In spn-D2 oocytes, both the anterior and later posterior microtubule-organizing centers are much less prominent than in wild-type oocytes.
Over half of spn-D2 eggs show a fused dorsal appendage phenotype and 11% of eggs have no dorsal appendages at all.
spn-D2/spn-D2 females exhibit low fertility, and meioses show reduced frequency of crossing over along most of chromosome 2, but not in the centromeric regions, as compared to wild type.
spn-D2/spn-D1 females exhibit low fertility, and meioses show reduced frequency of crossing over along most of chromosome 2, as compared to wild type.
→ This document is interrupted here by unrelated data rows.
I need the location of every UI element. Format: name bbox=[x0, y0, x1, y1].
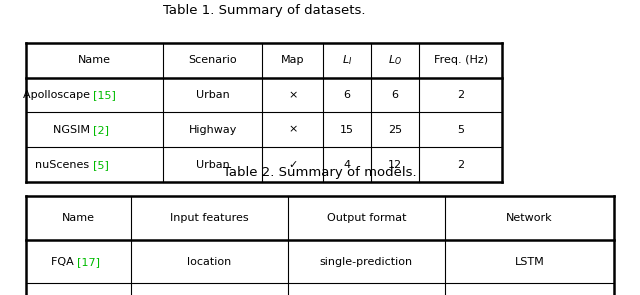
Text: 2: 2 bbox=[457, 160, 465, 170]
Text: $L_O$: $L_O$ bbox=[388, 53, 402, 67]
Text: 5: 5 bbox=[458, 125, 464, 135]
Text: single-prediction: single-prediction bbox=[320, 257, 413, 267]
Text: ×: × bbox=[288, 125, 298, 135]
Text: Map: Map bbox=[281, 55, 305, 65]
Text: Table 1. Summary of datasets.: Table 1. Summary of datasets. bbox=[163, 4, 365, 17]
Text: NGSIM: NGSIM bbox=[52, 125, 93, 135]
Text: Scenario: Scenario bbox=[189, 55, 237, 65]
Text: LSTM: LSTM bbox=[515, 257, 545, 267]
Text: $L_I$: $L_I$ bbox=[342, 53, 353, 67]
Text: Input features: Input features bbox=[170, 213, 249, 223]
Text: Apolloscape: Apolloscape bbox=[22, 90, 93, 100]
Text: [2]: [2] bbox=[93, 125, 109, 135]
Text: 4: 4 bbox=[344, 160, 351, 170]
Text: Output format: Output format bbox=[326, 213, 406, 223]
Text: 15: 15 bbox=[340, 125, 354, 135]
Text: [5]: [5] bbox=[93, 160, 109, 170]
Text: Table 2. Summary of models.: Table 2. Summary of models. bbox=[223, 166, 417, 179]
Text: 6: 6 bbox=[344, 90, 351, 100]
Text: ✓: ✓ bbox=[288, 160, 298, 170]
Text: ×: × bbox=[288, 90, 298, 100]
Text: Network: Network bbox=[506, 213, 553, 223]
Text: Name: Name bbox=[62, 213, 95, 223]
Text: [17]: [17] bbox=[77, 257, 100, 267]
Text: FQA: FQA bbox=[51, 257, 77, 267]
Text: Urban: Urban bbox=[196, 160, 230, 170]
Text: [15]: [15] bbox=[93, 90, 116, 100]
Text: Highway: Highway bbox=[189, 125, 237, 135]
Text: 2: 2 bbox=[457, 90, 465, 100]
Text: nuScenes: nuScenes bbox=[35, 160, 93, 170]
Text: 25: 25 bbox=[388, 125, 403, 135]
Text: Freq. (Hz): Freq. (Hz) bbox=[434, 55, 488, 65]
Text: 6: 6 bbox=[392, 90, 399, 100]
Text: Name: Name bbox=[78, 55, 111, 65]
Text: location: location bbox=[188, 257, 232, 267]
Text: 12: 12 bbox=[388, 160, 403, 170]
Text: Urban: Urban bbox=[196, 90, 230, 100]
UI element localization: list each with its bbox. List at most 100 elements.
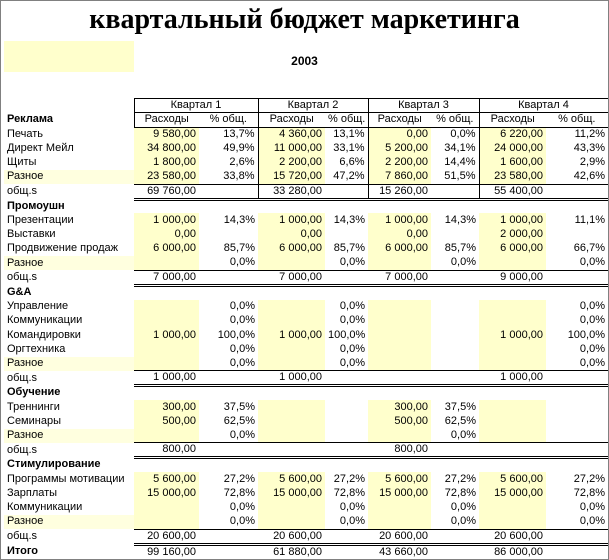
subtotal-label[interactable]: общ.s: [7, 443, 38, 456]
cell-q2-expenses[interactable]: [258, 356, 325, 371]
cell-q3-expenses[interactable]: 500,00: [368, 414, 431, 429]
subtotal-q2-pct[interactable]: [325, 370, 368, 388]
subtotal-q1-pct[interactable]: [199, 269, 258, 287]
empty-cell[interactable]: [368, 285, 431, 299]
cell-q3-pct[interactable]: 34,1%: [444, 141, 476, 154]
cell-q3-pct[interactable]: 14,3%: [444, 213, 476, 226]
subtotal-q4[interactable]: 9 000,00: [479, 269, 546, 287]
cell-q2-expenses[interactable]: [258, 400, 325, 415]
cell-q1-pct[interactable]: 0,0%: [229, 356, 255, 369]
empty-cell[interactable]: [479, 458, 546, 472]
empty-cell[interactable]: [546, 199, 608, 213]
cell-q1-expenses[interactable]: [134, 313, 199, 328]
row-label[interactable]: Коммуникации: [7, 314, 83, 327]
empty-cell[interactable]: [134, 285, 199, 299]
cell-q4-pct[interactable]: [546, 400, 608, 414]
cell-q1-pct[interactable]: 0,0%: [229, 515, 255, 528]
cell-q3-pct[interactable]: [431, 300, 479, 314]
cell-q1-pct[interactable]: 0,0%: [229, 428, 255, 441]
cell-q4-expenses[interactable]: [479, 256, 546, 271]
cell-q1-expenses[interactable]: 5 600,00: [134, 472, 199, 487]
grand-total-q2[interactable]: 61 880,00: [258, 544, 325, 559]
cell-q1-pct[interactable]: 100,0%: [217, 328, 255, 341]
subtotal-q3[interactable]: 15 260,00: [367, 183, 431, 201]
cell-q3-expenses[interactable]: 6 000,00: [368, 241, 431, 256]
cell-q1-expenses[interactable]: 500,00: [134, 414, 199, 429]
subtotal-q3[interactable]: 20 600,00: [368, 528, 431, 546]
cell-q4-expenses[interactable]: [479, 400, 546, 415]
subtotal-q2[interactable]: [258, 442, 325, 460]
cell-q3-pct[interactable]: [431, 328, 479, 342]
q1-expenses-header[interactable]: Расходы: [133, 112, 199, 128]
cell-q4-pct[interactable]: 0,0%: [579, 300, 605, 313]
cell-q4-pct[interactable]: 11,1%: [574, 213, 605, 226]
cell-q3-expenses[interactable]: 0,00: [367, 127, 431, 142]
cell-q4-pct[interactable]: 0,0%: [579, 501, 605, 514]
cell-q2-expenses[interactable]: 15 000,00: [258, 486, 325, 501]
cell-q2-pct[interactable]: 0,0%: [339, 300, 365, 313]
subtotal-q2[interactable]: 7 000,00: [258, 269, 325, 287]
cell-q2-expenses[interactable]: 1 000,00: [258, 328, 325, 343]
cell-q3-pct[interactable]: [431, 228, 479, 242]
subtotal-label[interactable]: общ.s: [7, 530, 38, 542]
cell-q4-pct[interactable]: [546, 414, 608, 428]
subtotal-q1[interactable]: 800,00: [134, 442, 199, 460]
cell-q2-expenses[interactable]: [258, 342, 325, 357]
cell-q3-expenses[interactable]: 5 200,00: [367, 141, 431, 156]
cell-q4-expenses[interactable]: [479, 313, 546, 328]
cell-q2-pct[interactable]: [325, 228, 368, 242]
cell-q2-pct[interactable]: 100,0%: [328, 328, 366, 341]
cell-q3-pct[interactable]: 27,2%: [444, 472, 476, 485]
subtotal-q1-pct[interactable]: [199, 528, 258, 546]
empty-cell[interactable]: [199, 458, 258, 472]
subtotal-q3-pct[interactable]: [431, 183, 479, 201]
subtotal-q3[interactable]: 800,00: [368, 442, 431, 460]
cell-q2-expenses[interactable]: 6 000,00: [258, 241, 325, 256]
cell-q1-expenses[interactable]: [134, 500, 199, 515]
cell-q2-pct[interactable]: 72,8%: [333, 486, 365, 499]
row-label[interactable]: Разное: [4, 169, 134, 184]
empty-cell[interactable]: [199, 199, 258, 213]
empty-cell[interactable]: [368, 386, 431, 400]
cell-q4-pct[interactable]: 0,0%: [579, 314, 605, 327]
cell-q3-pct[interactable]: 51,5%: [444, 170, 476, 183]
quarter-2-header[interactable]: Квартал 2: [257, 97, 369, 114]
cell-q3-pct[interactable]: 37,5%: [444, 400, 476, 413]
cell-q3-expenses[interactable]: [368, 428, 431, 443]
subtotal-q4[interactable]: 1 000,00: [479, 370, 546, 388]
row-label[interactable]: Директ Мейл: [7, 141, 74, 154]
corner-cell[interactable]: [4, 99, 134, 113]
empty-cell[interactable]: [479, 386, 546, 400]
cell-q3-expenses[interactable]: 2 200,00: [367, 155, 431, 170]
cell-q1-expenses[interactable]: [134, 342, 199, 357]
grand-total-q3[interactable]: 43 660,00: [368, 544, 431, 559]
subtotal-label[interactable]: общ.s: [7, 185, 38, 197]
cell-q2-expenses[interactable]: 0,00: [258, 227, 325, 242]
subtotal-q4-pct[interactable]: [546, 442, 608, 460]
subtotal-q3[interactable]: [368, 370, 431, 388]
cell-q3-pct[interactable]: 85,7%: [444, 242, 476, 255]
cell-q2-expenses[interactable]: 5 600,00: [258, 472, 325, 487]
empty-cell[interactable]: [431, 199, 479, 213]
cell-q2-pct[interactable]: 0,0%: [339, 342, 365, 355]
cell-q1-pct[interactable]: 37,5%: [223, 400, 255, 413]
empty-cell[interactable]: [431, 285, 479, 299]
row-label[interactable]: Программы мотивации: [7, 472, 125, 485]
empty-cell[interactable]: [325, 199, 368, 213]
subtotal-q4[interactable]: [479, 442, 546, 460]
cell-q4-expenses[interactable]: [479, 500, 546, 515]
subtotal-label[interactable]: общ.s: [7, 271, 38, 284]
cell-q2-pct[interactable]: 0,0%: [339, 501, 365, 514]
subtotal-q1[interactable]: 1 000,00: [134, 370, 199, 388]
cell-q3-pct[interactable]: 0,0%: [450, 127, 476, 140]
section-label[interactable]: Реклама: [7, 113, 54, 126]
subtotal-q1-pct[interactable]: [199, 183, 258, 201]
empty-cell[interactable]: [368, 458, 431, 472]
empty-cell[interactable]: [134, 458, 199, 472]
empty-cell[interactable]: [479, 285, 546, 299]
empty-cell[interactable]: [431, 386, 479, 400]
subtotal-q2[interactable]: 1 000,00: [258, 370, 325, 388]
q3-expenses-header[interactable]: Расходы: [367, 112, 431, 128]
cell-q3-expenses[interactable]: 300,00: [368, 400, 431, 415]
cell-q3-expenses[interactable]: 15 000,00: [368, 486, 431, 501]
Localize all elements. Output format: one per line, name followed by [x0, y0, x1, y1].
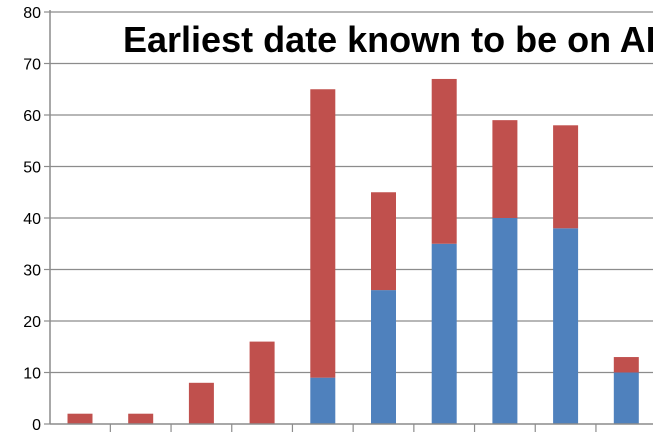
- bar-segment-series-2: [310, 89, 336, 378]
- y-tick-label: 10: [23, 366, 41, 383]
- y-tick-label: 80: [23, 5, 41, 22]
- y-tick-label: 70: [23, 57, 41, 74]
- bar-segment-series-1: [371, 290, 396, 424]
- y-tick-label: 0: [32, 417, 41, 432]
- bar-segment-series-1: [553, 228, 579, 424]
- bars: [67, 78, 639, 424]
- y-tick-labels: 0 10 20 30 40 50 60 70 80: [23, 5, 41, 432]
- bar-segment-series-2: [371, 192, 396, 291]
- bar-segment-series-2: [431, 78, 457, 244]
- bar-segment-series-2: [128, 413, 154, 424]
- bar-segment-series-2: [613, 357, 639, 373]
- y-tick-label: 60: [23, 108, 41, 125]
- bar-segment-series-2: [249, 341, 275, 424]
- axes: [44, 10, 653, 432]
- bar-segment-series-2: [67, 413, 93, 424]
- y-tick-label: 20: [23, 314, 41, 331]
- bar-segment-series-2: [492, 120, 518, 218]
- bar-segment-series-1: [310, 377, 336, 424]
- chart-title: Earliest date known to be on ART: [123, 19, 653, 60]
- bar-segment-series-1: [613, 372, 639, 424]
- bar-segment-series-1: [431, 243, 457, 424]
- y-tick-label: 40: [23, 211, 41, 228]
- gridlines: [50, 11, 653, 374]
- bar-segment-series-2: [188, 382, 214, 424]
- bar-segment-series-2: [553, 125, 579, 229]
- y-tick-label: 50: [23, 160, 41, 177]
- bar-segment-series-1: [492, 218, 518, 424]
- y-tick-label: 30: [23, 263, 41, 280]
43% of eggs derived from homozygous females have wild-type eggshells, 57% have mutant eggshells, with 21% having dorsalised eggs with dorsal appendage material around the lateral and ventral side of the egg. 70% of eggs derived from spn-D1/spn-D2 females have mutant eggshells and defects in karyosome morphology are seen in the mutant egg chambers.
In contrast to wild-type ovaries, where the synaptonemal complex (SC) is always restricted to the oocyte by region 2b, spn-D2 mutant females show a significant delay in the process, with cysts with more than 1 cell in synapsis in region 3 of the germarium and one cell in synapsis in stage 2 of the vitellarium.
Hemizygotes are viable. spn-D1/spn-D2 larvae show normal sensitivity to methyl methanesulfonate. Recombination frequency is 10-25% of normal levels in homozygous females, and X chromosome non-disjunction is increased 100-fold compared to wild-type.
Hemizygous eggs exhibit either a strong or weak ventralised phenotype: eggs are longer than wild type and are completely symmetric along the DV axis or the eggs display fused dorsal appendages. Egg chambers of females exhibit a partially penetrant disruption in the positioning of the oocyte which can be located anywhere in the egg chamber. Germline clones in egg chambers are composed of wild type follicle cells, mutant nurse cells, misplaced oocyte, oocytes that give rise to ventralised eggs and oocytes that lack a karyosome.